What is most important to understand about the development and possession of an active nuclear arsenal, however, is that the end goal is not to deploy it, but to deter other nations. As such, nuclear states are in effect ‘deterrers’ who, via their arsenal, try to convince other states that the costs of taking actions against them will be substantially higher than any gain they might anticipate. The notion of deterrence is thus one of the main, if not the main principle behind international security. Yet, with an ever-increasing militarized world, and with the technological advancements therein, states are trying to overcome the dangers of a retaliatory strike and continue to amass more sophisticated weapons to solve the issue of a mutually assured destruction.

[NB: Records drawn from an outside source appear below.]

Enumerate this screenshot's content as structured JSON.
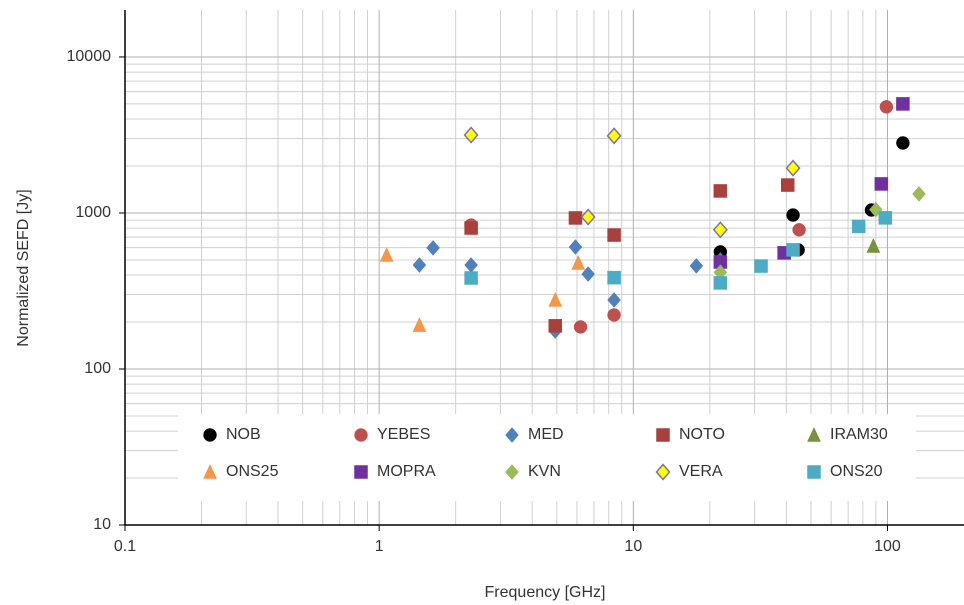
{
  "chart_data": {
    "type": "scatter",
    "x_label": "Frequency [GHz]",
    "y_label": "Normalized SEFD [Jy]",
    "xlim": [
      0.1,
      200
    ],
    "ylim": [
      10,
      20000
    ],
    "xticks": [
      0.1,
      1,
      10,
      100
    ],
    "yticks": [
      10,
      100,
      1000,
      10000
    ],
    "x_log": true,
    "y_log": true,
    "grid": true,
    "minor_grid": true,
    "legend": "bottom",
    "series": [
      {
        "name": "NOB",
        "color": "#000000",
        "marker": "circle",
        "x": [
          22,
          42.5,
          44.5,
          86.5,
          115
        ],
        "values": [
          563,
          970,
          580,
          1045,
          2810
        ]
      },
      {
        "name": "YEBES",
        "color": "#c0504d",
        "marker": "circle",
        "x": [
          2.3,
          6.2,
          8.4,
          44.9,
          99
        ],
        "values": [
          837,
          186,
          222,
          780,
          4790
        ]
      },
      {
        "name": "MED",
        "color": "#4f81bd",
        "marker": "diamond",
        "x": [
          1.44,
          1.63,
          2.3,
          4.93,
          5.92,
          6.64,
          8.4,
          17.7,
          22
        ],
        "values": [
          464,
          597,
          464,
          175,
          605,
          406,
          277,
          458,
          500
        ]
      },
      {
        "name": "NOTO",
        "color": "#a9403c",
        "marker": "square",
        "x": [
          2.3,
          5.92,
          8.4,
          22,
          40.5,
          4.93
        ],
        "values": [
          801,
          929,
          722,
          1384,
          1510,
          189
        ]
      },
      {
        "name": "IRAM30",
        "color": "#77933c",
        "marker": "triangle",
        "x": [
          88
        ],
        "values": [
          614
        ]
      },
      {
        "name": "ONS25",
        "color": "#f79646",
        "marker": "triangle",
        "x": [
          1.07,
          1.44,
          4.93,
          6.07
        ],
        "values": [
          538,
          191,
          277,
          478
        ]
      },
      {
        "name": "MOPRA",
        "color": "#7030a0",
        "marker": "square",
        "x": [
          22,
          39.2,
          94.6,
          115
        ],
        "values": [
          485,
          555,
          1535,
          5000
        ]
      },
      {
        "name": "KVN",
        "color": "#9bbb59",
        "marker": "diamond",
        "x": [
          22,
          90,
          133
        ],
        "values": [
          417,
          1050,
          1325
        ]
      },
      {
        "name": "VERA",
        "color": "#ffff00",
        "stroke": "#7f6fb0",
        "marker": "diamond",
        "x": [
          2.3,
          6.64,
          8.4,
          22,
          42.5
        ],
        "values": [
          3160,
          942,
          3120,
          780,
          1940
        ]
      },
      {
        "name": "ONS20",
        "color": "#4bacc6",
        "marker": "square",
        "x": [
          2.3,
          8.4,
          22,
          31.8,
          42.5,
          77,
          98
        ],
        "values": [
          383,
          385,
          356,
          457,
          580,
          820,
          930
        ]
      }
    ]
  }
}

This is why the DoD report is significant, as it highlights that, rather than moving towards a security paradigm that underscores the importance of de-nuclearization (and of deterrence) it does quite the opposite. Instead, it calls for the development of more sophisticated and smaller nuclear weapons, which in turn makes them more likely to be used.

Today, there are many regions in the world that are susceptible to nuclear warfare. While the Korean peninsula is the obvious case, there are more complex scenarios: Israel against Iran, Iran against the former, as well as against Saudi Arabia (though Iran has been somehow contained after the landmark de-nuclearization agreement of 2015), as well as India against Pakistan. And, of course, the quintessential scenario of a United States-Russia war, or more recently, a United States-China war.

It is easy to analyze nuclear affairs in a very simplistic way, for instance: Kim Jong-un is insane and as such needs to be dealt with. Doing so, however, is dangerous. It erases the complex realities that go behind the pursuit of a deterrent element, one that ultimately aims to prevent war in the first place. An alternative approach would be to recognize that the continued nuclearization of states is a wrong policy and that existing mechanisms to safeguard the process of de-nuclearization are failing. Multilateral institutions like the United Nations – with all its limitations – are best positioned to mitigate the current status quo. While these days all we can do is hope, we can also understand that nuclear affairs are much more complex than calling someone “rocket man,” as the current American President does.